Dantès is determined to repay the men who conspired to put him in prison, Danglars (David Chorley), Villefort (Scott Keister) and Mondego (John Brennan) who have all benefited through their treachery and attained positions of wealth and prestige.
At some point you may feel like most of the play is spent on the giddy exuberance of watching years of planning culminate in the terrible vengeance that is exacted down upon the envious and jealous villains like the profound and unforgiving weight of Thor’s hammer. But you would be wrong.
There is more to it. The moving score and sound effects set the mood and hint at something deeper. Edmund revenge plot catapult him upon the French Aristocracy social scene just as it is having an identity crisis with the phenomenon of “new money” during the Napoleonic Wars. In some ways the story is a small version of the conflict between those who came to power through conquest and those who came to power through commerce. The play is an adaptation by Charles Morey.
All through the play we see the theme of the lives that are ruined when one man preys on another. The layers are pulled back one by one as the crimes are revealed and each new layer uncovers another tragedy. Edmund’s fiancée Mercedes says, “I live between two graves.”

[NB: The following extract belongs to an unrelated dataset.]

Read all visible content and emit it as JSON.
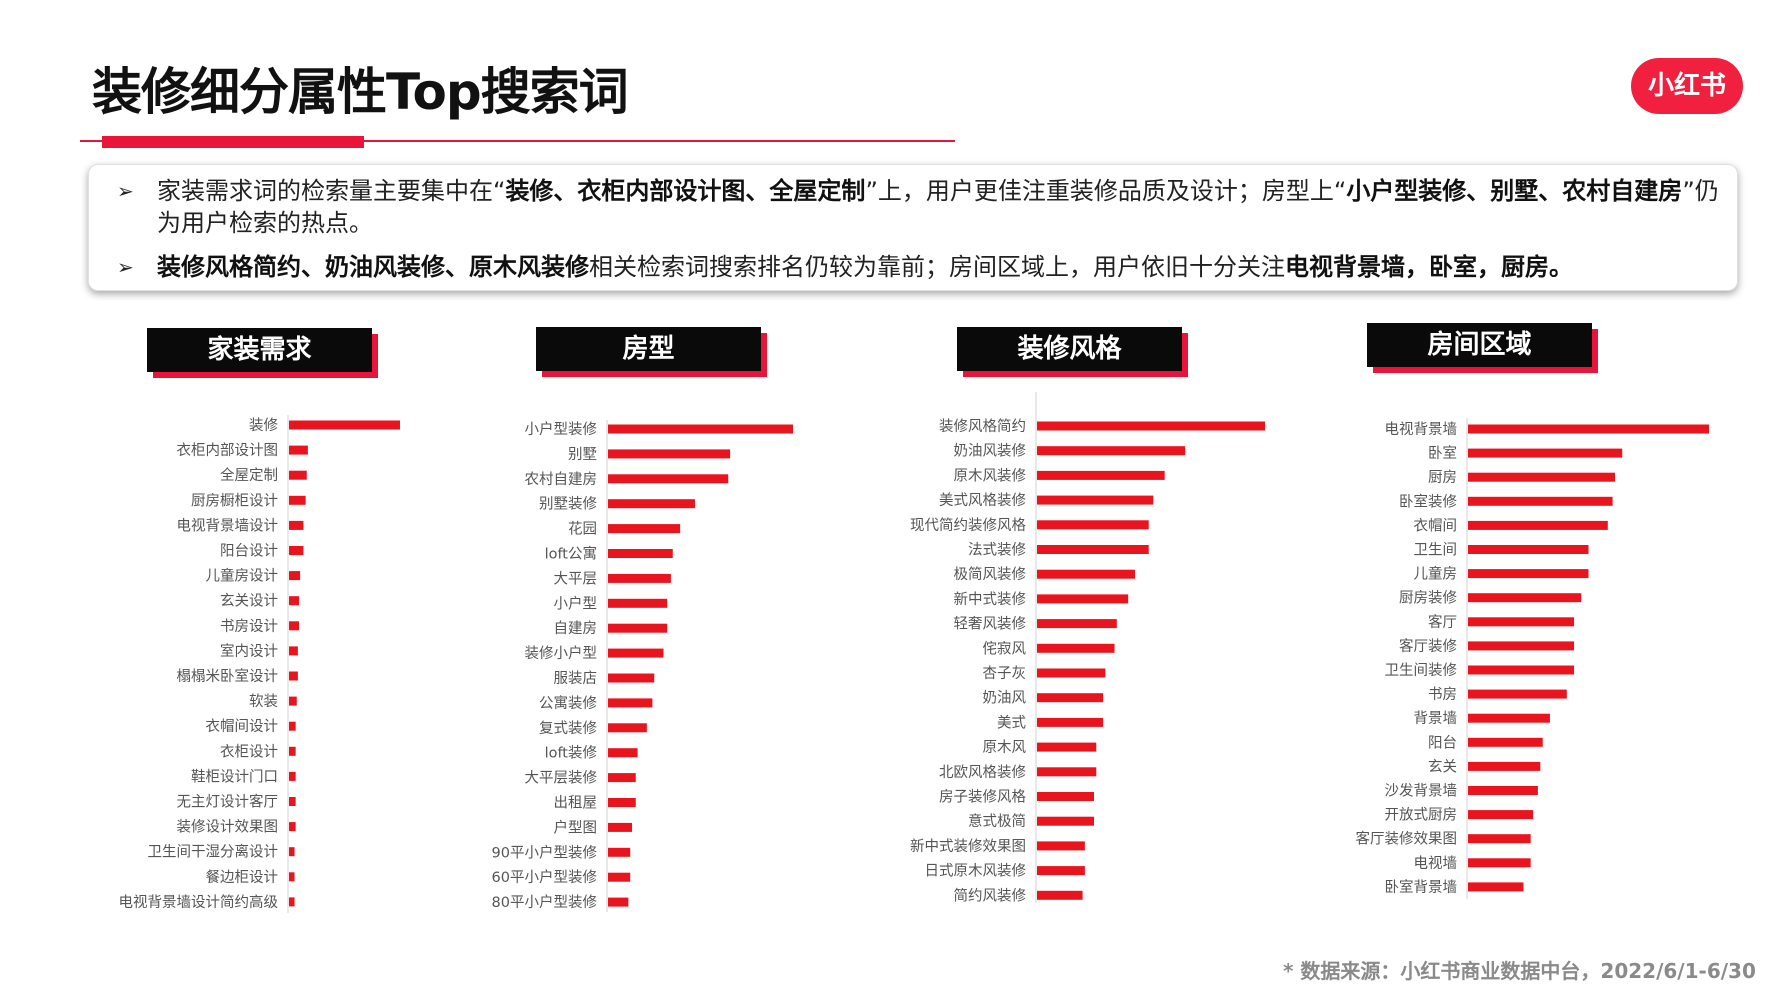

Although the story is complex the stylized characters help keep personal intentions distinct, even through the very active sword fights and other action scenes. The lighting effects are mostly spot on but in some parts leave you wondering what you are not supposed to see. The lead actors give solid performances and keep the story moving but several others stand out such as Karen Harris as Madaame de Villefort and Ryan Murphy as Benedetto. It is an enjoyable and thrilling performance.